Microsoft President Brad Smith said that the U.S. government seems to have repeated a key mistake before the September 11 attacks in the digital realm.
Smith wrote in the latest update of his book that there are still tightly controlled cyberattack information silos among U.S. government agencies. Tools and Weapons: Hope and Danger in the Digital Age, Originally published two years ago.
Smith and co-author Carol Ann Browne wrote in one of three new chapters: “It is impossible to avoid the serious conclusion that today’s cybersecurity threat intelligence sharing is greater than before 9/11. The threat of terrorism is more challenging.” The paperback edition of the book was released on Monday.
An anecdote illustrates this challenge from Microsoft’s perspective:
“At the end of 2020, we repeatedly found that people from federal agencies asked us for information from other government departments because it was easier to obtain information from us than directly from other federal employees. The contract we signed also prohibits us from letting one part of the government know that another part has been attacked.”
This is a bigger gain from the updated book: In the digital age, we still have a lot to learn-including Microsoft and other large technology companies-and these lessons hit us faster than we thought.
SolarWinds attack: This is most obvious in the consequences of the SolarWinds attack, which is the subject of the new opening chapter of this book.
Smith detailed Microsoft’s response to the attack, which is believed to be initiated by a Russian hacker group, stating that the company had assigned more than 500 employees “to handle all aspects of the attack full-time” in the early days.
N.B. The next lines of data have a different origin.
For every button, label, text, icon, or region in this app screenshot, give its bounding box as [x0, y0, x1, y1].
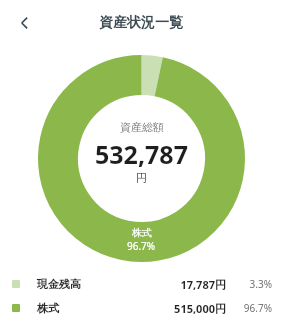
staticText: 515,000円	[158, 301, 226, 316]
staticText: 3.3%	[238, 277, 272, 291]
staticText: 17,787円	[158, 277, 226, 292]
staticText: 96.7%	[238, 301, 272, 315]
staticText: 株式	[37, 301, 59, 315]
staticText: 96.7%	[127, 239, 156, 253]
staticText: 現金残高	[37, 277, 81, 291]
staticText: 資産総額	[120, 120, 164, 134]
staticText: 532,787	[95, 137, 188, 171]
button[interactable]: 株式	[0, 296, 282, 320]
staticText: 株式	[132, 226, 152, 239]
button[interactable]: Back	[6, 4, 44, 42]
staticText: 円	[136, 171, 147, 185]
staticText: 資産状況一覧	[99, 14, 183, 32]
button[interactable]: 現金残高	[0, 272, 282, 296]
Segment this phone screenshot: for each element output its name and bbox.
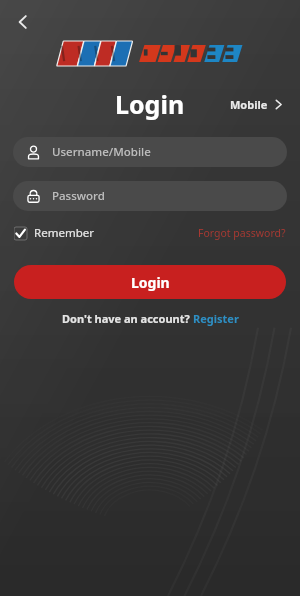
button[interactable]: Register [193,311,239,326]
staticText: Password [52,188,105,204]
staticText: Forgot password? [198,226,286,240]
staticText: Login [131,273,170,292]
button[interactable]: Back [8,7,38,37]
staticText: Remember [34,225,94,241]
button[interactable]: Remember [14,223,94,243]
staticText: Mobile [230,97,268,112]
button[interactable]: Login [14,265,286,299]
staticText: Username/Mobile [52,144,151,160]
button[interactable]: Forgot password? [198,224,286,242]
button[interactable]: Password [13,181,287,211]
button[interactable]: Username/Mobile [13,137,287,167]
staticText: Login [115,87,185,121]
staticText: Don't have an account? [62,311,193,326]
staticText: Register [193,311,239,326]
button[interactable]: Mobile [228,92,286,117]
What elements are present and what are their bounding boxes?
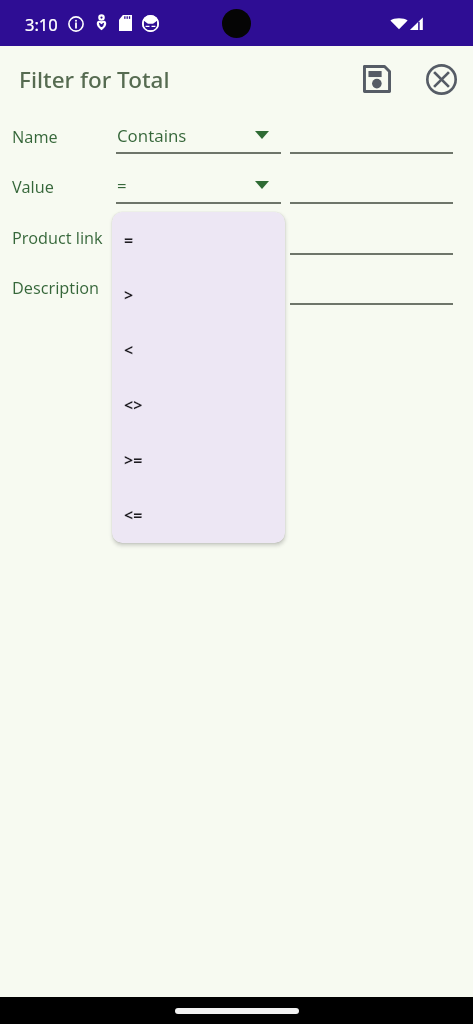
button[interactable]: Close: [417, 55, 465, 103]
staticText: =: [124, 229, 134, 251]
button[interactable]: >: [112, 267, 285, 322]
staticText: <=: [124, 504, 143, 526]
staticText: Filter for Total: [19, 64, 170, 95]
staticText: Contains: [117, 124, 187, 147]
button[interactable]: <=: [112, 487, 285, 542]
button[interactable]: Name operator: [116, 119, 281, 154]
staticText: 3:10: [25, 13, 58, 35]
button[interactable]: Description operator: [116, 270, 281, 305]
staticText: Value: [12, 176, 54, 198]
button[interactable]: =: [112, 212, 285, 267]
staticText: >=: [124, 449, 143, 471]
button[interactable]: Name value: [290, 119, 453, 154]
button[interactable]: Product link value: [290, 220, 453, 255]
staticText: Description: [12, 277, 100, 299]
button[interactable]: <>: [112, 377, 285, 432]
button[interactable]: Description value: [290, 270, 453, 305]
button[interactable]: >=: [112, 432, 285, 487]
staticText: Name: [12, 126, 58, 148]
button[interactable]: <: [112, 322, 285, 377]
button[interactable]: Value value: [290, 169, 453, 204]
staticText: <>: [124, 394, 143, 416]
staticText: =: [117, 174, 127, 197]
staticText: Product link: [12, 227, 103, 249]
staticText: >: [124, 284, 134, 306]
staticText: <: [124, 339, 134, 361]
button[interactable]: Value operator: [116, 169, 281, 204]
button[interactable]: Save: [353, 55, 401, 103]
button[interactable]: Product link operator: [116, 220, 281, 255]
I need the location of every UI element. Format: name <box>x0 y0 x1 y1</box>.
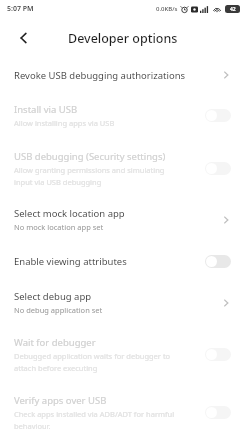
staticText: Developer options <box>68 30 178 47</box>
button[interactable]: Install via USB <box>205 109 231 122</box>
staticText: Allow granting permissions and simulatin… <box>14 165 165 175</box>
staticText: Verify apps over USB <box>14 394 107 407</box>
staticText: No debug application set <box>14 305 103 315</box>
button[interactable]: USB debugging (Security settings) <box>205 162 231 175</box>
staticText: Install via USB <box>14 103 78 116</box>
button[interactable]: Install via USB <box>0 92 245 139</box>
staticText: USB debugging (Security settings) <box>14 150 166 163</box>
staticText: 0.0KB/s <box>156 5 178 13</box>
button[interactable]: Verify apps over USB <box>205 406 231 419</box>
staticText: Debugged application waits for debugger … <box>14 351 171 361</box>
staticText: Check apps installed via ADB/ADT for har… <box>14 409 175 419</box>
button[interactable]: Back <box>12 26 36 50</box>
button[interactable]: Select debug app <box>0 280 245 325</box>
staticText: Wait for debugger <box>14 336 96 349</box>
button[interactable]: Enable viewing attributes <box>205 255 231 268</box>
staticText: input via USB debugging <box>14 177 102 187</box>
staticText: Allow installing apps via USB <box>14 118 115 128</box>
staticText: Enable viewing attributes <box>14 255 127 268</box>
staticText: Select debug app <box>14 290 92 303</box>
staticText: behaviour. <box>14 421 51 431</box>
staticText: 42 <box>230 6 236 13</box>
button[interactable]: Wait for debugger <box>205 348 231 361</box>
button[interactable]: USB debugging (Security settings) <box>0 139 245 197</box>
staticText: attach before executing <box>14 363 98 373</box>
button[interactable]: Revoke USB debugging authorizations <box>0 58 245 92</box>
staticText: Revoke USB debugging authorizations <box>14 69 186 82</box>
button[interactable]: Verify apps over USB <box>0 383 245 441</box>
staticText: 5:07 PM <box>7 4 34 14</box>
button[interactable]: Enable viewing attributes <box>0 242 245 280</box>
button[interactable]: Wait for debugger <box>0 325 245 383</box>
staticText: Select mock location app <box>14 207 125 220</box>
staticText: No mock location app set <box>14 222 104 232</box>
button[interactable]: Select mock location app <box>0 197 245 242</box>
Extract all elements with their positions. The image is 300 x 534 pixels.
Microsoft CEO Satya Nadella held a daily meeting with the company’s top security experts.
Microsoft’s own investigation found evidence of malicious code on its own network, but Smith reiterated the company’s past statement that attackers cannot change source code, access customer data or production services, or use Microsoft’s systems to attack others.
Smith explained that the attacker “smartly used US data centers to help cover up the attack,” and hosted command and control servers on GoDaddy and Amazon Web Services, apparently to avoid arousing suspicion by the US National Security Agency. Have the right to scan online activities abroad but not domestic.
He wrote that Microsoft controlled one of the servers from GoDaddy, and the security team was able to activate the kill switch in the malware to limit the attack.
He also emphasized the importance of companies sharing more information on security breaches, which was the focus of the recent White House summit.
Software and cloud: In other cases, Microsoft’s own software is also part of the problem, including a group sponsored by China that used vulnerabilities in the company’s Exchange Server software to conduct attacks.
Looking at the overall picture, one of Smith’s solutions is to migrate more software to the cloud and shift the responsibility for patching from individuals and companies. He admits that this is for the executives of a large cloud technology company. That is not surprising.
“As I admitted to the Senate Intelligence Committee, there is always the danger of the hammer treating everything as a nail,” he wrote. “But from our perspective, these events clearly tell us that for most customers, modernizing their technical infrastructure by migrating to the cloud and relying on the company’s cyber security expertise makes this a core competition. The force part is much better.”
Pence’s misjudgment: Under normal circumstances, a technology company would welcome a US vice president to encourage organizations to use its software for some compelling purposes.
Smith wrote, but when Microsoft executives saw a letter from the then Vice President Mike Pence, they “almost fell off their chairs”, instructing hospitals across the country to use Excel spreadsheets to send every report to the White House. Daily report.
“Not only did it fail to use the correct data analysis tools,” Smith wrote, “but it tried to collect data at the national level, which was easier for counties and states to collect, and finally aggregated across the country.”
Technology in the pandemic: The new chapter focuses on the impact of COVID-19 on global work and life. For example, Smith drew insights from the aftermath of the Second World War to warn against believing the “overactive” predictions of a large number of shifts to virtual work.
He said that reality is somewhere in between.
He wrote: “When we step back and consider technology trends more broadly, it is clear that people will have more lifestyle choices.” “This means that people have the flexibility to choose the best options for online and face-to-face interactions. , To integrate different experiences to meet different needs.”